Concentration–response curves to ACh in either (A) MMA in the absence (Control; reproduced from Figure 3A for comparison) or presence of l-NAME (100 µmol·L⁻¹), l-NAME & HXC (100 µmol·L⁻¹), and l-NAME & l-cysteine (3 mmol·L⁻¹), or (B) RMA in the presence of l-NAME (100 µmol·L⁻¹), ChTx (100 nmol·L⁻¹) & apamin (100 nmol·L⁻¹) combined with either: 4-AP (1 mmol·L⁻¹), HXC (100 µmol·L⁻¹) or l-cysteine (3 mmol·L⁻¹). Indomethacin (10 µmol·L⁻¹) was present throughout.
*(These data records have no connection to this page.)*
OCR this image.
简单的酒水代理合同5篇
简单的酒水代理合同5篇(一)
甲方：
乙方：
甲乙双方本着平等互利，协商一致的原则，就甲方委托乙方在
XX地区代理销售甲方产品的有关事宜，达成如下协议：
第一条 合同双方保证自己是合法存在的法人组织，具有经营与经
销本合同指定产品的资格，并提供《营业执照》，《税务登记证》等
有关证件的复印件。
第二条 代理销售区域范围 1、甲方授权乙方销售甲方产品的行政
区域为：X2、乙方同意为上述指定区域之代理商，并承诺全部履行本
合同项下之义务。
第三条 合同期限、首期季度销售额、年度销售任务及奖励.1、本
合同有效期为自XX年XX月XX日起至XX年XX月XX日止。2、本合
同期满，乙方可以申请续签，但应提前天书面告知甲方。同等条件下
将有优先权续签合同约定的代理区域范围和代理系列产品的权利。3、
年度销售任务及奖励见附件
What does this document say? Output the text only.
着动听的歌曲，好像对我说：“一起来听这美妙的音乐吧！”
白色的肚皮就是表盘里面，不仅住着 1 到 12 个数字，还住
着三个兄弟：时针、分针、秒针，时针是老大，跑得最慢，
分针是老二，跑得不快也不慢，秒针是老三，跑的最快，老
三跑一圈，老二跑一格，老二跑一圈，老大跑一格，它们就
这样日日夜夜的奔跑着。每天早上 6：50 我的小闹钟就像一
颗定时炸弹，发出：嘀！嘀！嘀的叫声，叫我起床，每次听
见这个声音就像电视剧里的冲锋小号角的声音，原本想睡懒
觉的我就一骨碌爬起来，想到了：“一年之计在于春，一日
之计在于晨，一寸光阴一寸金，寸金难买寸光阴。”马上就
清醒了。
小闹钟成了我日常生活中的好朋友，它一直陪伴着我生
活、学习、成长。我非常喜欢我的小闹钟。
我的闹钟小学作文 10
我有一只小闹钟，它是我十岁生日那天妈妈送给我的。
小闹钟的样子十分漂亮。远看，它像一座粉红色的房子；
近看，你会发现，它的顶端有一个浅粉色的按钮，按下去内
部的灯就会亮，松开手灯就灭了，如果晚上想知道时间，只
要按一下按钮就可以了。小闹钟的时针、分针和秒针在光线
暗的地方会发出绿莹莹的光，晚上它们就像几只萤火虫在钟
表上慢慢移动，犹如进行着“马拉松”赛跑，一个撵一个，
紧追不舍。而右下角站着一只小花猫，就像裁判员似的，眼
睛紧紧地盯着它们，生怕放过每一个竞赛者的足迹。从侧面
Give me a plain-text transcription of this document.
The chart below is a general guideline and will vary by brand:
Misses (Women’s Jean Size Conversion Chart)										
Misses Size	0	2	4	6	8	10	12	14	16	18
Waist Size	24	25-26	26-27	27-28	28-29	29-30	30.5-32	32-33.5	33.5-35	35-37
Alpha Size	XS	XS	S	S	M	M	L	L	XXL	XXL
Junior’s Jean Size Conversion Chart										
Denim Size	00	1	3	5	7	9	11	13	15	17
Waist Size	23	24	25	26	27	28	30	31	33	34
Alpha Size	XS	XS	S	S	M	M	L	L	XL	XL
Values are expressed as % reversal of contraction and given as mean ± SEM, where n = number of animals. (A) ^‡‡‡P < 0.001 versus control (two-way anova), ^##P < 0.01 for response at 30 µmol·L⁻¹ versus Control (one-way anova). (B) ^ΨΨP < 0.01, ^ΨΨΨP < 0.001 versus l-NAME, ChTx & apamin treatment (two-way anova), ^###P < 0.001, for response at 10 µmol·L⁻¹ versus l-NAME, ChTx & apamin treatment (one-way anova). 4-AP, 4-aminopyridine; ACh, acetylcholine; ChTx, charybdotoxin; HNO, nitroxyl; HXC, hydroxocobalamin; l-NAME, N^ω-Nitro-L-arginine methyl ester; MMA, mouse mesenteric arteries; NO, nitric oxide; RMA, rat mesenteric arteries.